Frequently Asked Questions
Can Dagster and Apache Spark be used together?
Dagster and Apache Spark work together naturally in production data platforms. Dagster lists Spark as one of its native integrations, allowing teams to orchestrate Spark jobs as data assets within their Dagster pipelines. With Dagster Pipes, you get first-class observability and metadata tracking for Spark jobs running in external systems like Databricks or standalone clusters. This combination gives teams the orchestration, lineage, and monitoring capabilities of Dagster while leveraging Spark's distributed compute power for heavy data processing workloads.
What are the main cost differences between Dagster and Apache Spark?
Apache Spark is entirely free and open-source under the Apache License with no commercial tiers. However, running Spark in production requires significant infrastructure investment for clusters, storage, and operational support. Dagster offers a free open-source self-hosted option under Apache-2.0, plus managed Dagster Cloud plans starting at $10/mo for the Solo plan (7,500 credits, 1 user), $100/mo for the Starter plan (30,000 credits, up to 3 users, catalog search), and Pro and Enterprise tiers with unlimited code locations and deployments at custom pricing.
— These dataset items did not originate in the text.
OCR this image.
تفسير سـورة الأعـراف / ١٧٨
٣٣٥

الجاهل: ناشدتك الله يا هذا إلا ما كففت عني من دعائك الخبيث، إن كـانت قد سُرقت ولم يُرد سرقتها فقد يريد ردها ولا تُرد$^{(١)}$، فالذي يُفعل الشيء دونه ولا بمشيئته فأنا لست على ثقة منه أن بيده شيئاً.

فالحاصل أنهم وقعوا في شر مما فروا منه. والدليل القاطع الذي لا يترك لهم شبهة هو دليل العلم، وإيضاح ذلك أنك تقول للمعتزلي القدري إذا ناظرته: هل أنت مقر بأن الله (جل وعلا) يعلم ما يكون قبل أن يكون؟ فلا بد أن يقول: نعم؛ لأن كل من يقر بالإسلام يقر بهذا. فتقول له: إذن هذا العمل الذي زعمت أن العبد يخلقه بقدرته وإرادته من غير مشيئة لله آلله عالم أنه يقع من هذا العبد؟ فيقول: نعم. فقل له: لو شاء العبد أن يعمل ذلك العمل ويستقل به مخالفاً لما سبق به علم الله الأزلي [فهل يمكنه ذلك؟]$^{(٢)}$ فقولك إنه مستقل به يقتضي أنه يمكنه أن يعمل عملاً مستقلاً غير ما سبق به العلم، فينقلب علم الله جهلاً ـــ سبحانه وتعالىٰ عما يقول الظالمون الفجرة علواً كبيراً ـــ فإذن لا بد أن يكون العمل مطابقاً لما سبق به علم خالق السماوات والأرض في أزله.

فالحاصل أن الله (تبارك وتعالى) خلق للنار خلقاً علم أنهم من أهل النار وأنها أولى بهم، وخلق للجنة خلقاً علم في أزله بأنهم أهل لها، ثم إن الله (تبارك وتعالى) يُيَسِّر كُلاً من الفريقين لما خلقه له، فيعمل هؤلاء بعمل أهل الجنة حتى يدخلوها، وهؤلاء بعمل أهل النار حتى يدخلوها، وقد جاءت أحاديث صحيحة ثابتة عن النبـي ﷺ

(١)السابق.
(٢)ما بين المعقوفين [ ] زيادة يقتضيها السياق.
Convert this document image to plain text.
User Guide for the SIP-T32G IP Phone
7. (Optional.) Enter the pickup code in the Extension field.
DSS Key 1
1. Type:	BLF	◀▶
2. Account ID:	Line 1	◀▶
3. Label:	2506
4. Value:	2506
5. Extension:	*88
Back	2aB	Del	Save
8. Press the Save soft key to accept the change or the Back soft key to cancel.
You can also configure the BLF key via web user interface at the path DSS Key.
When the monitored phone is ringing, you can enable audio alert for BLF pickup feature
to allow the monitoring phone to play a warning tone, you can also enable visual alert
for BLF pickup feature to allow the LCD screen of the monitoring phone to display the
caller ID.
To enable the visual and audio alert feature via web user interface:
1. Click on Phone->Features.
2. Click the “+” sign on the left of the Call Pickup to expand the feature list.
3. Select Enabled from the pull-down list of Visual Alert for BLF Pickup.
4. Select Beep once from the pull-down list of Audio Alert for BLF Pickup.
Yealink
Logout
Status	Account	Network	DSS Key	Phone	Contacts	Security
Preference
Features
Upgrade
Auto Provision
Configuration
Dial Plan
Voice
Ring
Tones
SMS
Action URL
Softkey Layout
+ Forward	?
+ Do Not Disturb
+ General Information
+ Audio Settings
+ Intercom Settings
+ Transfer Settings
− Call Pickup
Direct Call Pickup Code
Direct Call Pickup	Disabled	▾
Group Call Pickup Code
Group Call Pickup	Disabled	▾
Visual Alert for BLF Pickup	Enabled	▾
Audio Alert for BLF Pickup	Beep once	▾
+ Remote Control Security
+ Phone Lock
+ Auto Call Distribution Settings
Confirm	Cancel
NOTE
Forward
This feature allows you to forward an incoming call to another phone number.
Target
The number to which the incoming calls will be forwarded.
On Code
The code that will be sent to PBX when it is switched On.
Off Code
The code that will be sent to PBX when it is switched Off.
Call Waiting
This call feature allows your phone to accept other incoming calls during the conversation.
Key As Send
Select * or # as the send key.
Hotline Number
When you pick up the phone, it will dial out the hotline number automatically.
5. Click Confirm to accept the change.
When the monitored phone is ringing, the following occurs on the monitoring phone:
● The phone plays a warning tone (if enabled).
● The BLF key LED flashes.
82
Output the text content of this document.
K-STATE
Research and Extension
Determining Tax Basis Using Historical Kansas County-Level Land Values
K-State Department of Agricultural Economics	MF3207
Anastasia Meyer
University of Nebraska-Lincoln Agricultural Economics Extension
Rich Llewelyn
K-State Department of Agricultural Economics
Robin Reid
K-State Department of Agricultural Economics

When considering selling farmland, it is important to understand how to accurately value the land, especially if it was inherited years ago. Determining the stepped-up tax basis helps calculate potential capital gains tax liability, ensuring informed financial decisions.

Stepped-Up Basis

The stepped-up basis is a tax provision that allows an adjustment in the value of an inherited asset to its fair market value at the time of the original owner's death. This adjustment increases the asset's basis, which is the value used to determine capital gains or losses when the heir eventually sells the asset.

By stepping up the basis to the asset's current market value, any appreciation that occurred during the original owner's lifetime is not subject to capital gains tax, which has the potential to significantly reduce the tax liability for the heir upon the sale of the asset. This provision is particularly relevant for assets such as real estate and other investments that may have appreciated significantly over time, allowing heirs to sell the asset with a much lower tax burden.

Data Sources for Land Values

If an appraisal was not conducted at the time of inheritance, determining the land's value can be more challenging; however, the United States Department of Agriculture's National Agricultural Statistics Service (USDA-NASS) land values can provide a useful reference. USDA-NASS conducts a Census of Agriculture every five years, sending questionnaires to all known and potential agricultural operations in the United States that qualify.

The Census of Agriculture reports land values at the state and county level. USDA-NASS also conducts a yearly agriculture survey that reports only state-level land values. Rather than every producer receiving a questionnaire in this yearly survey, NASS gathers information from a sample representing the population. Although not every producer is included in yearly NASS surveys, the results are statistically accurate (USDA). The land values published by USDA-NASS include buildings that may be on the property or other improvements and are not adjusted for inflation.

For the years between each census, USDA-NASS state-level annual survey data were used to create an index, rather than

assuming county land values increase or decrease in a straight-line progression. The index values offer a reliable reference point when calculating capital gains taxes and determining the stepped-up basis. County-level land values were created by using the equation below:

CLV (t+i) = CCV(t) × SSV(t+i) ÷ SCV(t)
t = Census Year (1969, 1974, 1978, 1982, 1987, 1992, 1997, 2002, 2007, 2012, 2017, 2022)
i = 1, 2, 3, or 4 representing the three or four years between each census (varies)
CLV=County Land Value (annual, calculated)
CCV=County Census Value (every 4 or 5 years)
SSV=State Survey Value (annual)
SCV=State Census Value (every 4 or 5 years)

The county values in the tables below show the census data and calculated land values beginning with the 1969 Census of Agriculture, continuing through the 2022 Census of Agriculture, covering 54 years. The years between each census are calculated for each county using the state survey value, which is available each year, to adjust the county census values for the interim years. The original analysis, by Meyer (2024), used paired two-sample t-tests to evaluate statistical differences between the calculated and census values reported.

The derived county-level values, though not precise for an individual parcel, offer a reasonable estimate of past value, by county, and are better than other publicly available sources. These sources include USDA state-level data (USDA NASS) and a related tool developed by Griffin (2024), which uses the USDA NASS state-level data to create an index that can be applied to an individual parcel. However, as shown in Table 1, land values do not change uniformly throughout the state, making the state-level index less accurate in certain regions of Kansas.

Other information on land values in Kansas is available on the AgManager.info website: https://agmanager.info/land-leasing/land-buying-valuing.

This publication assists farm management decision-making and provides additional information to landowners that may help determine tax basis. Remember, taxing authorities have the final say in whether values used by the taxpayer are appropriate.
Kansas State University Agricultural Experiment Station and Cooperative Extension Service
Both tools can run on your own infrastructure, but Dagster Cloud reduces operational overhead.
Which tool is better for machine learning workflows?
The tools serve different roles in ML workflows. Apache Spark provides MLlib with distributed algorithms for classification, regression, clustering, and collaborative filtering, making it the compute engine for training models at massive scale. Dagster orchestrates the end-to-end ML lifecycle, coordinating data preparation, model training runs on Spark or other engines, experiment tracking, and deployment. Teams focused on distributed model training at scale should use Spark's MLlib, while teams needing to manage the full ML pipeline with observability and scheduling should add Dagster as the orchestration layer.
How do Dagster and Apache Spark compare in terms of community and ecosystem?
Apache Spark has a larger open-source community with 43,160 GitHub stars, over 2,000 contributors, and adoption by 80% of the Fortune 500. It integrates broadly with data science frameworks, SQL analytics tools, and storage systems. Dagster has 15,348 GitHub stars with an active community and native integrations for Snowflake, BigQuery, dbt, Databricks, Fivetran, Great Expectations, and Spark itself. Dagster's latest release is version 1.13.1, while Spark is written primarily in Scala with active development. Both projects are Apache-2.0 licensed and maintain active mailing lists, Slack communities, and documentation.